Students from Boise State University were selected by a panel of experts and leaders on Tuesday, June 12, in Washington, D.C., as the first-prize winners of the Anti-Defamation League’s inaugural Innovate Against Hate campus challenge, a nationwide contest that challenged students from across the country to build and launch a social marketing campaign aimed at countering hate and extremism.

The Boise State University student project, calledS.A.M.E. (Students Against Misogynistic Establishments), focused on combating violence against women by targeting at-risk men who might be recruited to misogynistic and male supremacist hate groups perpetuating and normalizing violent misogyny.  The group was declared the winner of the top prize of $5,000, after competing at a live event in Washington, D.C. against two other student groups from the University of Maryland (College Park) and the University of Nebraska (Omaha).

“We were seeing a problem on our campus and in our community, where misogyny and violence are acting as a gateway to other forms of extremism which were growing and needed to be confronted,” said Janice Witherspoon, 21, one of the student project leaders of S.A.M.E. “We’re seeing that people are starting to take the issue more realistically, and we hope to take our mission to a national level, combating this on other campuses and communities across the country.”

ADL: Innovate Against Hate challenged students to implement a big idea that will confront and respond to the growing campus presence of hate groups or counter bad speech with good speech.

“I have seen similar programs dedicated to countering extremism, but in this era of heightened hate and bias across a broad spectrum of ideologies, it demanded a broadened scope – and these students rose to the challenge,” said George Selim, Senior Vice President of Programs at ADL and former national security official. “It is critical that issues like misogyny receive more attention for their role in a broader spectrum of hate and extremism. We are also inspired by the results of the other student campaigns, including the other two teams who countered bias against immigrants and refugees.”
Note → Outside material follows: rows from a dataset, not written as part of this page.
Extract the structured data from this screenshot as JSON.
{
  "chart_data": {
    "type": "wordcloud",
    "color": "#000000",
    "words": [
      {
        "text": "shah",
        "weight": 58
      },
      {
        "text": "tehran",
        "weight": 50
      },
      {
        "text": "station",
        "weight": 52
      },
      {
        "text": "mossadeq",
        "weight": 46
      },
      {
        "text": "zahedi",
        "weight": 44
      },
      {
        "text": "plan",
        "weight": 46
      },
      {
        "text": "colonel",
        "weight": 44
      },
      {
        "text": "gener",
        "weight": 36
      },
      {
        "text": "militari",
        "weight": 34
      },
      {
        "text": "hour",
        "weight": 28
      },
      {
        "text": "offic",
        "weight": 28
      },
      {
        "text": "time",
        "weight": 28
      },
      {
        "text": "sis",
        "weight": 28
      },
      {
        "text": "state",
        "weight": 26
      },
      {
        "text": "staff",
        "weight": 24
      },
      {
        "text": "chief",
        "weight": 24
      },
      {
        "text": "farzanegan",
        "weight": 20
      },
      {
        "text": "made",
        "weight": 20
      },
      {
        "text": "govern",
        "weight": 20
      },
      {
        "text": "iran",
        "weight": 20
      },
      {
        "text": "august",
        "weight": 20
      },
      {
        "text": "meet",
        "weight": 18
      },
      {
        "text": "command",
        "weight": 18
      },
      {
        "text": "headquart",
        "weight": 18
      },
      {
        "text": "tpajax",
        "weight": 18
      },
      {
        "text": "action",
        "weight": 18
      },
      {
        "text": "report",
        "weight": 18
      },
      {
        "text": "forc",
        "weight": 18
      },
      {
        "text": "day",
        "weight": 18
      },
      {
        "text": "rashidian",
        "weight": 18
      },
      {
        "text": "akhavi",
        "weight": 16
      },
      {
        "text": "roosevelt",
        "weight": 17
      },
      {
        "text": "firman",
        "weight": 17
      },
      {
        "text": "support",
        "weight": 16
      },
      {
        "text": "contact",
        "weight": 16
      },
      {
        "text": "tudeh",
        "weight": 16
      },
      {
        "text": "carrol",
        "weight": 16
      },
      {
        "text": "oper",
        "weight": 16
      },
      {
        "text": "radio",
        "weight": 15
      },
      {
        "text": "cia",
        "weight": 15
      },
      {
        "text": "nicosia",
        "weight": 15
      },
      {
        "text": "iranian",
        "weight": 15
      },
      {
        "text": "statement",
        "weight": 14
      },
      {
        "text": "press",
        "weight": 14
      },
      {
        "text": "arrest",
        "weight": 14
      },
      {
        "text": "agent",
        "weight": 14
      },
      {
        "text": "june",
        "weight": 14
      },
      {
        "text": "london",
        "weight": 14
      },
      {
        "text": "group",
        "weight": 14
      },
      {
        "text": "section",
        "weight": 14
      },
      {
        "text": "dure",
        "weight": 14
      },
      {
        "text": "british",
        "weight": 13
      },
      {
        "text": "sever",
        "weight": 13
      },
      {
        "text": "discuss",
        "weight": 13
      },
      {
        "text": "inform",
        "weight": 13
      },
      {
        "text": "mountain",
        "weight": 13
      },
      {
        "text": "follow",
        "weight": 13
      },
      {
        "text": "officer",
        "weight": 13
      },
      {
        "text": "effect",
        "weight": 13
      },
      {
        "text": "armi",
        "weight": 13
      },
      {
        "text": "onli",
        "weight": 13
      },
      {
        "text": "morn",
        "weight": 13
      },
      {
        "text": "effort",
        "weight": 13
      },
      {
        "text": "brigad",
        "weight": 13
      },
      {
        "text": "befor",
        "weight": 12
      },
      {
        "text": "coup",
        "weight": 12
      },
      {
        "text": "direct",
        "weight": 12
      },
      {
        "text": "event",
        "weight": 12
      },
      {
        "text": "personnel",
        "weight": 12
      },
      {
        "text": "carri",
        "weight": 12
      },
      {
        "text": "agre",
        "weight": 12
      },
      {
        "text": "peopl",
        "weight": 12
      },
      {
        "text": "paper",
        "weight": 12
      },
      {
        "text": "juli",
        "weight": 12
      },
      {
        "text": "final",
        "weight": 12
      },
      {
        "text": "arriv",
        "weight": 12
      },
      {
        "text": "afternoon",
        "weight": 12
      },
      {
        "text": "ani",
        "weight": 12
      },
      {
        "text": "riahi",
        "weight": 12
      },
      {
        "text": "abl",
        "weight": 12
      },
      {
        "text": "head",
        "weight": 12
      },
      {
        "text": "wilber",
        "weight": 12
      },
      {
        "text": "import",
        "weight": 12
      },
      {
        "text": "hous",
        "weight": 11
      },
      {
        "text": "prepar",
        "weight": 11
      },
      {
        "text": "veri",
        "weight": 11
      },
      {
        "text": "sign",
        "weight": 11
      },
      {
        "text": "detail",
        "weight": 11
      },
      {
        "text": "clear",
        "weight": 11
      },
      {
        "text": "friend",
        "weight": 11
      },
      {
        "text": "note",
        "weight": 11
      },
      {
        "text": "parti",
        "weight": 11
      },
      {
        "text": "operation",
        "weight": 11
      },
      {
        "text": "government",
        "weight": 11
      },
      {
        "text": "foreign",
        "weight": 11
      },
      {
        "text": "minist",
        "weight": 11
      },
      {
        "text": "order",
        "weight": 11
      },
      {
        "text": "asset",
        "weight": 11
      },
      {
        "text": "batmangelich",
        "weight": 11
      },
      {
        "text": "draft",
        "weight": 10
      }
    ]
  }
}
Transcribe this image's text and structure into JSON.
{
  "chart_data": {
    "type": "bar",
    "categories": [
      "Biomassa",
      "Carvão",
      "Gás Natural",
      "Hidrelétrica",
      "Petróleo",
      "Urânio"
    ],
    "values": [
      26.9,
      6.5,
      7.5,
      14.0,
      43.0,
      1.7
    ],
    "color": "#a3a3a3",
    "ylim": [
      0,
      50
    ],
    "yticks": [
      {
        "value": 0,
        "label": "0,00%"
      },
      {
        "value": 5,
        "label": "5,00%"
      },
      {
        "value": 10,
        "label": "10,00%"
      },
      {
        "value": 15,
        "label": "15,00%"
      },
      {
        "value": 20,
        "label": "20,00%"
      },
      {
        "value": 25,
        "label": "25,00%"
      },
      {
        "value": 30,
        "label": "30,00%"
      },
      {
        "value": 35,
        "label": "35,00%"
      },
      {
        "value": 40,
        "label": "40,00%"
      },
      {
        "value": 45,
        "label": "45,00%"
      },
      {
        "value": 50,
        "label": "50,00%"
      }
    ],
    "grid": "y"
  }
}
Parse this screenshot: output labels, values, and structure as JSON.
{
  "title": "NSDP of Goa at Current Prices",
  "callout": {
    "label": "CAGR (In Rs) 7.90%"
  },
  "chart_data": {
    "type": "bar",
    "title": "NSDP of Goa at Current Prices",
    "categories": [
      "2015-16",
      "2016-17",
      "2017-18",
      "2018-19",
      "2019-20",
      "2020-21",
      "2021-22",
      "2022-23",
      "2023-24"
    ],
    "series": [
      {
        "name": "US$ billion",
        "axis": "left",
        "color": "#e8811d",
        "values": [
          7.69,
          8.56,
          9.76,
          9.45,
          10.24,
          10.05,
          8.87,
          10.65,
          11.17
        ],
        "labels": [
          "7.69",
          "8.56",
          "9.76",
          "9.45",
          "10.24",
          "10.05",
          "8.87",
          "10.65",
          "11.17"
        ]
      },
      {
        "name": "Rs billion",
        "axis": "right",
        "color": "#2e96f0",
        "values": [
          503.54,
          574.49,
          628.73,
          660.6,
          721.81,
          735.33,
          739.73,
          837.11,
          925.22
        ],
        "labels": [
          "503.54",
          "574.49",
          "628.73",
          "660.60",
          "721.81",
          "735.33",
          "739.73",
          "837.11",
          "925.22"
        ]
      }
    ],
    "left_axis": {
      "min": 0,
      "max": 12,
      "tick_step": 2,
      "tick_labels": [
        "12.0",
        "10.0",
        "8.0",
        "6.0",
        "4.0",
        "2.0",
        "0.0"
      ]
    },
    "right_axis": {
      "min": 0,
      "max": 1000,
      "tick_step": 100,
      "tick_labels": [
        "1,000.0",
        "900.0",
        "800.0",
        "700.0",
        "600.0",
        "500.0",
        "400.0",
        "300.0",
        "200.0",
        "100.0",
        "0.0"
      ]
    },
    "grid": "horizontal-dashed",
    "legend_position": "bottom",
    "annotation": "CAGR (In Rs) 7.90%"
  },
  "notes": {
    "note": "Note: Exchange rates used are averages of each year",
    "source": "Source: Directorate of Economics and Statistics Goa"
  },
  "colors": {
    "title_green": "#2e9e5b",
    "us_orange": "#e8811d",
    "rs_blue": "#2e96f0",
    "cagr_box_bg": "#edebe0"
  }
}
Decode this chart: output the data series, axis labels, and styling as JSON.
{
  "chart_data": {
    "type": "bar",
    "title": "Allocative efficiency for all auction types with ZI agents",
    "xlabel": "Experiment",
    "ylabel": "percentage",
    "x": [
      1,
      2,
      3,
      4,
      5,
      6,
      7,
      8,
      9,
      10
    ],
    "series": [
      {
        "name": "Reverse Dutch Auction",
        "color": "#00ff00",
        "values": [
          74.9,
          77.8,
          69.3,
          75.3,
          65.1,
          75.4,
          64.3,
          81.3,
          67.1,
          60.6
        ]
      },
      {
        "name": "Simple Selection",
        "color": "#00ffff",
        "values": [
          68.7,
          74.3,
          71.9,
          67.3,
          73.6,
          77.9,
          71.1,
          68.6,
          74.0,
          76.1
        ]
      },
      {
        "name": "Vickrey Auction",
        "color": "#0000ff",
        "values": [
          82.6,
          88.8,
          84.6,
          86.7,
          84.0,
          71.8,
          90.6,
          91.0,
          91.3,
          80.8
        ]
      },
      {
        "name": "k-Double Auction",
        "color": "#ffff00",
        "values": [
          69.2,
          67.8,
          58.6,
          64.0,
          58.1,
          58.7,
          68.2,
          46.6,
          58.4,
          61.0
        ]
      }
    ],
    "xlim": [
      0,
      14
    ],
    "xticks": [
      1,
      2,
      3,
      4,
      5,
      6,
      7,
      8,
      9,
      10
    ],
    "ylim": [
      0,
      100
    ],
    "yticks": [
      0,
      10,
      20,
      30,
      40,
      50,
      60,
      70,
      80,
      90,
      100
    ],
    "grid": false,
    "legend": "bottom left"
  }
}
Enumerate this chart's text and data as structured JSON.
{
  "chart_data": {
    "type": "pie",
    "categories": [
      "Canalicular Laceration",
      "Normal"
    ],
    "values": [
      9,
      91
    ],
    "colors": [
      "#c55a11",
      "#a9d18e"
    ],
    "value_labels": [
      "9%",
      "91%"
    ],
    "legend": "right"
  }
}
The program was developed in partnership with EdVenture Partners (EVP), an educational organization that has 28 years of experience developing innovative industry-education partnership programs, and Facebook, which provided advertising credits for student teams and Fariba Yassaee, Facebook Policy Manager, served as a member of the judging panel for the final challenge.

Other judges included: Imam Magid, Executive Imam of All Dulles Area Muslim Society (ADAMS) Center in Sterling, Virginia; Ron Estrada, Senior Vice President of Corporate Social Responsibility & Community Empowerment for Univision Communications, Inc.; Ashley Bell, Founder and Chief Executive Officer of 20/20 Bipartisan Justice Center; Amy Blumkin, Vice President of Brand and Marketing at the Anti-Defamation League; and Sally O’Brien, Senior Vice President of Institutional Partnerships at The Pew Charitable Trusts.

The semester-long challenge for student teams was comprised of 19 schools countering hate online and in their local communities, culminating in the top three teams competing in a final challenge, hosted by New America.

ADL: Innovate Against Hate is designed to empower the very people effected most by hateful content on social media—young people—to be the catalysts for a student-led wave of creative messaging and innovation in response to the hate and extremism they see in communities across the country.